PUBLIC SÉNAT – SAMEDI 6 MARS À 21 HEURES – DOCUMENTAIRE
Le 20e anniversaire de la destruction des bouddhas de Bamiyan (Afghanistan) rappelle la sidération provoquée par cette attaque inédite contre un lieu patrimonial. D’autres suivront. Celle, en juillet 2012, de 16 mausolées musulmans classés au Patrimoine mondial de l’humanité de l’Unesco, à Tombouctou au Mali. Celle, filmée dans une vidéo de propagande diffusée le 26 février 2015 par l’organisation Etat islamique (EI), d’œuvres d’art dans un musée de Mossoul (Irak), puis celle du site antique voisin de Ninive. Celle, la même année, du temple Baalshamin de Palmyre, en Syrie…
Après le choc, l’émotion et la colère, le documentaire réalisé par Thomas Raguet, Au nom du patrimoine, s’attache à comprendre le « pourquoi » de ces actes, démarche qui permet un sursaut d’optimisme lorsqu’il s’agit de faire le point, reportages à l’appui, sur l’avancée des reconstructions.
Les intervenants sollicités ont longuement étudié le mode d’action des combattants de l’EI avant de soumettre leurs conclusions. « Ils veulent détruire l’histoire présentée jusqu’alors pour reconstruire l’histoire selon ce qui intéresse Daech. Ils veulent réécrire l’histoire d’un islam dominant », explique ainsi Gabriel Martinez-Gros, historien spécialiste de l’islam médiéval. Il rejoint en ceci les points de vue de Mounir Bouchenaki, archéologue et conseiller pour l’Unesco, ou encore Bariza Khiari, vice-présidente de l’Alliance internationale pour la protection du patrimoine dans les zones de conflit (Aliph), également interrogés.
Reconstructions
Sophie Makariou, présidente du Musée Guimet, à Paris, pointe une apparente contradiction – « Ils [les combattants de l’EI] utilisent les images pour montrer la destruction des images » – pour mieux démontrer leur volonté de détruire « l’œuvre impie des Occidentaux ». Le patrimoine est ainsi devenu l’instrument d’une guerre d’un nouveau genre.

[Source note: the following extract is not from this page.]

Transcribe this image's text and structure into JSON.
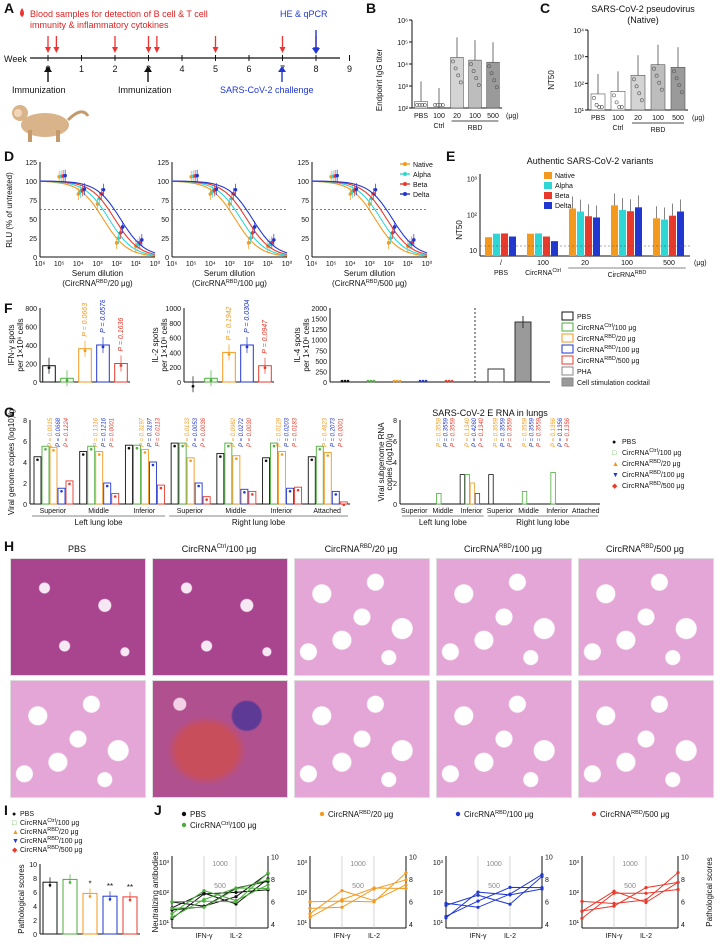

La virulence des actes commis en 2015 provoque une prise de conscience à l’échelle internationale. Celle-ci va se traduire, un an plus tard, par la première condamnation au Tribunal pénal international de La Haye d’un commanditaire de la destruction des mausolées, Ahmad Al-Faqi Al-Mahdi, touareg salafiste et enseignant, à neuf ans de prison pour crime de guerre. Une qualification en forme de reconnaissance, qui ouvre la voie aux reconstructions.
Dans le film, la partie consacrée à celles-ci est l’occasion de découvrir la start-up française Iconem, qui a modélisé en 3D la mosquée détruite Al-Nouri de Mossoul, afin d’optimiser la programmation du chantier. Cette partie permet également de mesurer l’importance du travail fourni sur ce point par l’Aliph. Créée le 8 mars 2017 et basée à Genève, en Suisse, la fondation a, depuis sa création, lancé une vingtaine de projets pour la protection ou la réhabilitation de lieux endommagés.
Ainsi, après avoir rencontré une première fois en décembre le directeur du Musée de Mossoul, émouvant au milieu des blocs de pierre éparpillés, c’est un plaisir de le revoir au côté des restaurateurs du chantier. Depuis la France, le sculpteur Daniel Ibled apporte son savoir-faire « en distanciel ». Thomas S. Kaplan, philanthrope et président de l’Aliph, encourage : « L’espoir est le ciment de la société. »
Au nom du patrimoine, de Thomas Raguet (Fr., 2020, 60 min).